The Montes Algorithm

The Montes algorithm can be considered as a factorization algorithm for polynomials over local fields. For a defining polynomial f of a number field K and a prime number p the Montes algorithm produces OM representations for all prime ideals of K lying of over p, which parametrize the irreducible factors of f over the p-adic numbers. The OM representation for prime ideals leads to an OM presentation of fractional ideals. The basic algorithms are explained in [GMN13]

These OM representations allow the construction of ideals and divisors without the computation of a maximal order, which the construction of ideals of types RngOrdIdl and RngOrdFracIdl require. The Montes algorithm can also be used to efficiently compute integral bases which can be use to construct maximal orders.

This section explains the use of the Montes Algorithm. For how to use the Montes algorithm to compute maximal orders of number fields see Section Maximal Orders, maximal orders of function fields see Section Construction of Orders of Algebraic Function Fields, decomposition of primes in number fields see Sections Factorization and Primes and Creation of Elements and decomposition of primes in function fields see Sections Further Ideal Operations and Creation of Elements.

The Montes algorithm can also be called for a number field K if it is defined by a monic polynomial with integer coefficients.

Montes(f, p) : RngUPolElt, RngElt -> SeqEnum, SeqEnum, RngIntElt

    Field: BoolElt                      Default: false

Let f be a monic polynomial with integer or polynomial coefficients and p be a prime number. The Montes algorithm outputs the triple:

1.

A sequence of OM representations for the p-adic irreducible factors of f.

2.

A sequence of intervals with the position of the prime ideals in each disconnected tree of OM representations.

3.

The p-index of f.

If the parameter Field is set to true the ψ polynomial at the last level of each type of each OM representation will be computed.

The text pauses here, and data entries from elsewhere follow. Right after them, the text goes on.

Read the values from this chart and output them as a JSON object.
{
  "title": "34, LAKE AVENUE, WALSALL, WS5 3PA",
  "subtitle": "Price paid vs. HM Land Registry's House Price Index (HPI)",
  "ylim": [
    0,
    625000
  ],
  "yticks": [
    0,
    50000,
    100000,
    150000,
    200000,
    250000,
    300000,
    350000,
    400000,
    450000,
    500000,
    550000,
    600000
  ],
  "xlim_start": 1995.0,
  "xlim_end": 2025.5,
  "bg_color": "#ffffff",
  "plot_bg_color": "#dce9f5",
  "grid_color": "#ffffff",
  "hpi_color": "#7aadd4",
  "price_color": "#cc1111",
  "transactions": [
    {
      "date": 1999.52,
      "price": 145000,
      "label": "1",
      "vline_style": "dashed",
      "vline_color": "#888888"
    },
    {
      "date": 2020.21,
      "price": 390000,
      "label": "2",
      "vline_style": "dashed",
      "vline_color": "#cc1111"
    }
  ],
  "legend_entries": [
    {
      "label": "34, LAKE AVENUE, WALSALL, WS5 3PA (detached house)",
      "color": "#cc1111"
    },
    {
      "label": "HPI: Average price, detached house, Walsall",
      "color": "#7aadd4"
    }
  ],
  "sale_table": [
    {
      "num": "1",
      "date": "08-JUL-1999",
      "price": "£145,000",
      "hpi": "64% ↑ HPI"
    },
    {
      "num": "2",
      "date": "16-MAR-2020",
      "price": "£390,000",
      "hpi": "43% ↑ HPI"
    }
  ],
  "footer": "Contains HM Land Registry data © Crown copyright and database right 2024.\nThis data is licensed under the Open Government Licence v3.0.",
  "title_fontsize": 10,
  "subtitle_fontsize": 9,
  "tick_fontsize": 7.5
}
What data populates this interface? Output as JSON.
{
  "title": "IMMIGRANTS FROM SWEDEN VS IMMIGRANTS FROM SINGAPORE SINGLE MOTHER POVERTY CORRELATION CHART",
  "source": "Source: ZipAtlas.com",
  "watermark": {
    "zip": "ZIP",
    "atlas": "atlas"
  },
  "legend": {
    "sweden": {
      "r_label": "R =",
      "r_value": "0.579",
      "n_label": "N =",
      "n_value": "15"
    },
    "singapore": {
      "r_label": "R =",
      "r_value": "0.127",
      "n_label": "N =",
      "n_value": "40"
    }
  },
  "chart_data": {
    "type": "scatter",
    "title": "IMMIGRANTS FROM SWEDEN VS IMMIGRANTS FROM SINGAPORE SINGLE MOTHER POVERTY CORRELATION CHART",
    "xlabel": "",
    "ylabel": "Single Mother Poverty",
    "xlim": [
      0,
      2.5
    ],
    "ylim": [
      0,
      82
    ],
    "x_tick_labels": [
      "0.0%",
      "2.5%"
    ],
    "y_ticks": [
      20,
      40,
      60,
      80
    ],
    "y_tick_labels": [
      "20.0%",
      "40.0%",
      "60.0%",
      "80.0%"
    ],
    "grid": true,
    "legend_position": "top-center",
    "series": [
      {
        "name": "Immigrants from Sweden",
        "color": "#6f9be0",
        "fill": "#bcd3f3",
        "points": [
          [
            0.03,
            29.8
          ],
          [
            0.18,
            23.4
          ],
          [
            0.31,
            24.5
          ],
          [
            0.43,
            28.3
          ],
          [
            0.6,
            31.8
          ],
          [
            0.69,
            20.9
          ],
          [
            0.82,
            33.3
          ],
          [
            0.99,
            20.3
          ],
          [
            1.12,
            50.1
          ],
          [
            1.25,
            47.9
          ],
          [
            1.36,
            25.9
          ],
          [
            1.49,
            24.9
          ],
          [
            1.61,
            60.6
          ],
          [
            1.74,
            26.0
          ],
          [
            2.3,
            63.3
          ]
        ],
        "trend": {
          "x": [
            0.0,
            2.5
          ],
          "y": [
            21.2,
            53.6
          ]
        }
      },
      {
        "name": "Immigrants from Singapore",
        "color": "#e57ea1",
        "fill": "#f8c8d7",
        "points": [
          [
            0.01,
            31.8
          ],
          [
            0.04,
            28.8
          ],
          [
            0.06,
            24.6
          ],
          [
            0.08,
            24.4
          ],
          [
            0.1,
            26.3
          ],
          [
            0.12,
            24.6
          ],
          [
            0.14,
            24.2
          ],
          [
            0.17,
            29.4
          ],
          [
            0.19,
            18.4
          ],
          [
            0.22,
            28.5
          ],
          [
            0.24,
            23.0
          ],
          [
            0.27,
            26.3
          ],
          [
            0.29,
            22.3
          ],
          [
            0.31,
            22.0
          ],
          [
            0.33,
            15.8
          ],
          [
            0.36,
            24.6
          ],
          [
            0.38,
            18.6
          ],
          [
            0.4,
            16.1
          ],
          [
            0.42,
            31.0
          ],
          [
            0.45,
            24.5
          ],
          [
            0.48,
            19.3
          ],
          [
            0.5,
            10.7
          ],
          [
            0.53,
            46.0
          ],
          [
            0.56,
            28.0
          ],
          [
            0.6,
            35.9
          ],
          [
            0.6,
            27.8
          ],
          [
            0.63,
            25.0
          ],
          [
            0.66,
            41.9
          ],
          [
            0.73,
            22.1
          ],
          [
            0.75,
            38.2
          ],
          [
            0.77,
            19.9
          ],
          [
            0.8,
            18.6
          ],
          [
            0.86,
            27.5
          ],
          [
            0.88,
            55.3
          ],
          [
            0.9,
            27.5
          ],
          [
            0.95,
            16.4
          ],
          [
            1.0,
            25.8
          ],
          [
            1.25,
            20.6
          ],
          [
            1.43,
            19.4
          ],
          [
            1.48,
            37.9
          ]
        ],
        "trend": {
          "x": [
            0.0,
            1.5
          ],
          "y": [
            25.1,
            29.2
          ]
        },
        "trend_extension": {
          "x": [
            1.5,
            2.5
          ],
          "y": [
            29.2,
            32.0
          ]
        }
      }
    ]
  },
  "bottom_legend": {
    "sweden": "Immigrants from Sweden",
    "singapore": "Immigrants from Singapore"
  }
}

> _<x> := PolynomialRing(Integers());                                       
> f := x^5 + 343*x^4 + 49*x^3 + 343*x^2 + 7*x + 6;                           
> p := 7;                                                                    
> Montes(f,p);  
[
    ,

]
[
    [ 1 ],
    [ 2 ]
]
0

> _<x> := PolynomialRing(Integers());                                       
> f := x^5 + 343*x^4 + 49*x^3 + 343*x^2 + 7*x + 6;                           
> K := NumberField(f);    
> p := 7;                                                                    
> Montes(K,p);
> K`PrimeIdeals[p];
[
    OM prime ideal over   7
    of Number Field with defining polynomial x^5 + 343*x^4 + 49*x^3 + 343*x^2 + 
    7*x + 6 over the Rational Field
    having residual degree   1
    and ramification index   1
    Last phi polynomial is x + 6,
    OM prime ideal over   7
    of Number Field with defining polynomial x^5 + 343*x^4 + 49*x^3 + 343*x^2 + 
    7*x + 6 over the Rational Field
    having residual degree   4
    and ramification index   1
    Last phi polynomial is x^4 + x^3 + x^2 + x + 1
]
> K`LocalIndex[p];  
0

> Ax<x> := PolynomialRing(Integers());
> f := x^5 + 343*x^4 + 49*x^3 + 343*x^2 + 7*x + 6;
> L := NumberField(f);
> p := 7;
> Montes(L,p);
> P := L`PrimeIdeals[p,1];
> P`Type[#P`Type]`slope;
1
> P`Type[#P`Type]`Phi; // the approximation
x + 6
> slope := 50;                                  
> SFL(~P,slope:update := true);            
> P`Type[#P`Type]`slope;                   
50
> P`Type[#P`Type]`Phi; // the approximation
x + 332598606638994184508401217986166728134618